Para i dossi, aitan, / se non vuoi che i dossi / parino te

Non ci posso pensare. E’ tutto il giorno che sono fisso sullo stesso pensiero, che mi arrovello nella stessa idea, fissa fissa fissa e dominante. Mi scervello, rimugino e non posso pensare ad altro, m’hanno fatto inceppare i pensieri.
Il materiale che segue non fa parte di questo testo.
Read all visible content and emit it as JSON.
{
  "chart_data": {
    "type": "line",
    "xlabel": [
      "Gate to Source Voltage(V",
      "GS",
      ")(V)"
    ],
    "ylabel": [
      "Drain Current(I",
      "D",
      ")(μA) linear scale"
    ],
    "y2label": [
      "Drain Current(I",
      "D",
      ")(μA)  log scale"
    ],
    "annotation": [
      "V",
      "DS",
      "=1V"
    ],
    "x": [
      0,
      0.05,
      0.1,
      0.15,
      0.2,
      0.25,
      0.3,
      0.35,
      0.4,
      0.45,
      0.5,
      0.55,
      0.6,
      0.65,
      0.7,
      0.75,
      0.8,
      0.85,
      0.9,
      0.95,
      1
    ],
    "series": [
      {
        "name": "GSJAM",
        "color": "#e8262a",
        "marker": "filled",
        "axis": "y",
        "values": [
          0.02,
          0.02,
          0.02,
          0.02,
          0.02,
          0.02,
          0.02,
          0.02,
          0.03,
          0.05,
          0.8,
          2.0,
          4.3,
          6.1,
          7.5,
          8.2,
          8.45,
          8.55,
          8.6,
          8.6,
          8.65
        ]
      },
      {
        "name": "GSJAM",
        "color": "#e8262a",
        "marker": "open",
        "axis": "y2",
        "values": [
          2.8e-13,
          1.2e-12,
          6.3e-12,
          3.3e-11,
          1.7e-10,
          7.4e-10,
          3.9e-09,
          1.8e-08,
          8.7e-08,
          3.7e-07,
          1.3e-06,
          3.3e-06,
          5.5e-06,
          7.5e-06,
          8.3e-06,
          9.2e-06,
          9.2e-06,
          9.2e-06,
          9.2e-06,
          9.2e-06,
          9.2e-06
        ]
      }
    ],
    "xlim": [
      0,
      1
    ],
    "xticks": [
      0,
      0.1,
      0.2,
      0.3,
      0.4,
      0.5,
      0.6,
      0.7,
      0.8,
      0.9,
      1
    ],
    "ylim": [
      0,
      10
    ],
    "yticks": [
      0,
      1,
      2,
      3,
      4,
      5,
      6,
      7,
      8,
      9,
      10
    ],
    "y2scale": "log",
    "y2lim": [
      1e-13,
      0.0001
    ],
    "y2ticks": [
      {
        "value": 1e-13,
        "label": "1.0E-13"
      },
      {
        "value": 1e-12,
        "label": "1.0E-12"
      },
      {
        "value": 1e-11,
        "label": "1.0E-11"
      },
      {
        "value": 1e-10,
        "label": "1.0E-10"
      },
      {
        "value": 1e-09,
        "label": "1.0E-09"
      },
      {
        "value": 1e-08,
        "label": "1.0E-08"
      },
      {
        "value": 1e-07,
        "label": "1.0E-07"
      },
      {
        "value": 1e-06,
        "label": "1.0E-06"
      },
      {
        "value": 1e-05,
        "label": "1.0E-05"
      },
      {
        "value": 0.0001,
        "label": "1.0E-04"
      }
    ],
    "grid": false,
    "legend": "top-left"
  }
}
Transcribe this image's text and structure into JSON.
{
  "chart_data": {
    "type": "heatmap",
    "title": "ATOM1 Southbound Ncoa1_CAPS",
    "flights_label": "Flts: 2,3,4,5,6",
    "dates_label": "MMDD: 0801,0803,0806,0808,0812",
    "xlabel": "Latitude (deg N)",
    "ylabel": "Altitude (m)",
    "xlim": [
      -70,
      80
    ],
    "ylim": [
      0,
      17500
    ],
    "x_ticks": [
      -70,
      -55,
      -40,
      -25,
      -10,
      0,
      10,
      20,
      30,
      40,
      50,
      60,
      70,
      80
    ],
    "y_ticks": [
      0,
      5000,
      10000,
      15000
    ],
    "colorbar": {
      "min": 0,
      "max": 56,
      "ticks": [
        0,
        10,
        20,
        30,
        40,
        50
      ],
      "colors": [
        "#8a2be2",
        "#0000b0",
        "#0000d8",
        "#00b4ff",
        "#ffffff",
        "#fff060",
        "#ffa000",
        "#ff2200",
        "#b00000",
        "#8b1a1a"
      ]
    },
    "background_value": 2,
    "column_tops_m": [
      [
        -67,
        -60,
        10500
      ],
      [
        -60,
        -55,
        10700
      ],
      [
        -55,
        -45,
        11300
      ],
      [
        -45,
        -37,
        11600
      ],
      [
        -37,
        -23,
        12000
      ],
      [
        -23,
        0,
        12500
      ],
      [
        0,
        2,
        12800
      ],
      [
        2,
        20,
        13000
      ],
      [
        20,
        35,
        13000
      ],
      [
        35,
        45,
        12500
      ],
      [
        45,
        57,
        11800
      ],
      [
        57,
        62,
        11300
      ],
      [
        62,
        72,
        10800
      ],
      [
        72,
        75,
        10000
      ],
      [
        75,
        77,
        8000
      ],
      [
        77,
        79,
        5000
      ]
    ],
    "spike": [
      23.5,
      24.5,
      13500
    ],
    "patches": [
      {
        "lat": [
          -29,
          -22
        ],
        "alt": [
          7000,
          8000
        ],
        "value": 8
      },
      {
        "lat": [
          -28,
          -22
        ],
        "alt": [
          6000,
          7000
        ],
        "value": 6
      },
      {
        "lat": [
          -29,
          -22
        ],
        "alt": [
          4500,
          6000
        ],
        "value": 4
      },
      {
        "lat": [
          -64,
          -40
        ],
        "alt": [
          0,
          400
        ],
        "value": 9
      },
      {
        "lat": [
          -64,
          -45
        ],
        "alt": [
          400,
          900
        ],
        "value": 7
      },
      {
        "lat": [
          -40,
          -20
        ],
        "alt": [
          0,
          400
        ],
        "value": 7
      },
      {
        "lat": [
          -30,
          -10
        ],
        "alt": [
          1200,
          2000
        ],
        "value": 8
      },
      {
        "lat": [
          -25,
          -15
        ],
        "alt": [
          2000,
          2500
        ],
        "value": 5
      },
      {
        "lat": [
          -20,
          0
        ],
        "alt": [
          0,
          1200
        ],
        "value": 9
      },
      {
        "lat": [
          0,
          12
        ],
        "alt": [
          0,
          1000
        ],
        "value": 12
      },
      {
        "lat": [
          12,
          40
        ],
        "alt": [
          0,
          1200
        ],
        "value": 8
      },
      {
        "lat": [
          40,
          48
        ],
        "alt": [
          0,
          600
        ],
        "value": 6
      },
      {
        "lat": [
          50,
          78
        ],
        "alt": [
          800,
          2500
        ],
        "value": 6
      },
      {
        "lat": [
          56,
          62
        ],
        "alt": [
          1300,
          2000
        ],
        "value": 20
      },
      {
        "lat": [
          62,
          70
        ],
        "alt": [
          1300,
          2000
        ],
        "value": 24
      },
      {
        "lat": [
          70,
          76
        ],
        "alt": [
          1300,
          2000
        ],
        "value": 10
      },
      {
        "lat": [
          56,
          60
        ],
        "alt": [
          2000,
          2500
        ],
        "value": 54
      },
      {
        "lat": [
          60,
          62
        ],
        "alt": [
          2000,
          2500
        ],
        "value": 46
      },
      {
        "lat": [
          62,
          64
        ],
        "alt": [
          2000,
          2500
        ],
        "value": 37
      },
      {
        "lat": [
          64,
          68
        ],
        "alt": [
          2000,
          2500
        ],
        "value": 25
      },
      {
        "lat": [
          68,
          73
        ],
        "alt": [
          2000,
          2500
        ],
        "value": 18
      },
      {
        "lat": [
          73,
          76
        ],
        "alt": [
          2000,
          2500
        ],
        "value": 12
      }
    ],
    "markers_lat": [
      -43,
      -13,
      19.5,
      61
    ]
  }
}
Io dico che se non sono in compagnia non penso, che non sono in grado di riflettere o ponderare se non c’è nessuno che si confronta coi miei pensieri; sostengo da tempo che  quando sto da solo mi metto in pausa, sto in stand-by, o leggo; e quando non leggo, scrivo o ascolto musica. Penso che penso solo quando parlo e quando scrivo. Glielo dico, glielo dico e glielo ripeto che penso che io penso solo quando parlo e quando scrivo, ma loro niente, non mi credono. Io per pensare ho bisogno di un interlocutore, o di un foglio. Così glielo dico, gli dico anche che io per pensare ho bisogno di un foglio o di un interlocutore. Ma loro no, tutto il tempo a contraddirmi, a dirmi che questo non è possibile, che tutti pensano, perfino io, che cogito ergo sum, che l’uomo è un animale pensante, che senza pensiero non c’è vita umana. Sì, l’uomo è un animale pesante, e io ancora stamattina a  ingarbugliare i miei pensieri coi loro. Io qui, da solo, a pensarci e ripensarci su, a congetturare, ipotizzare e scervellarmi come un matto scatenato, e loro chissà a chi o a cosa penseranno questa sera. Basta, basta, non ci posso pensare, non ci posso pensare.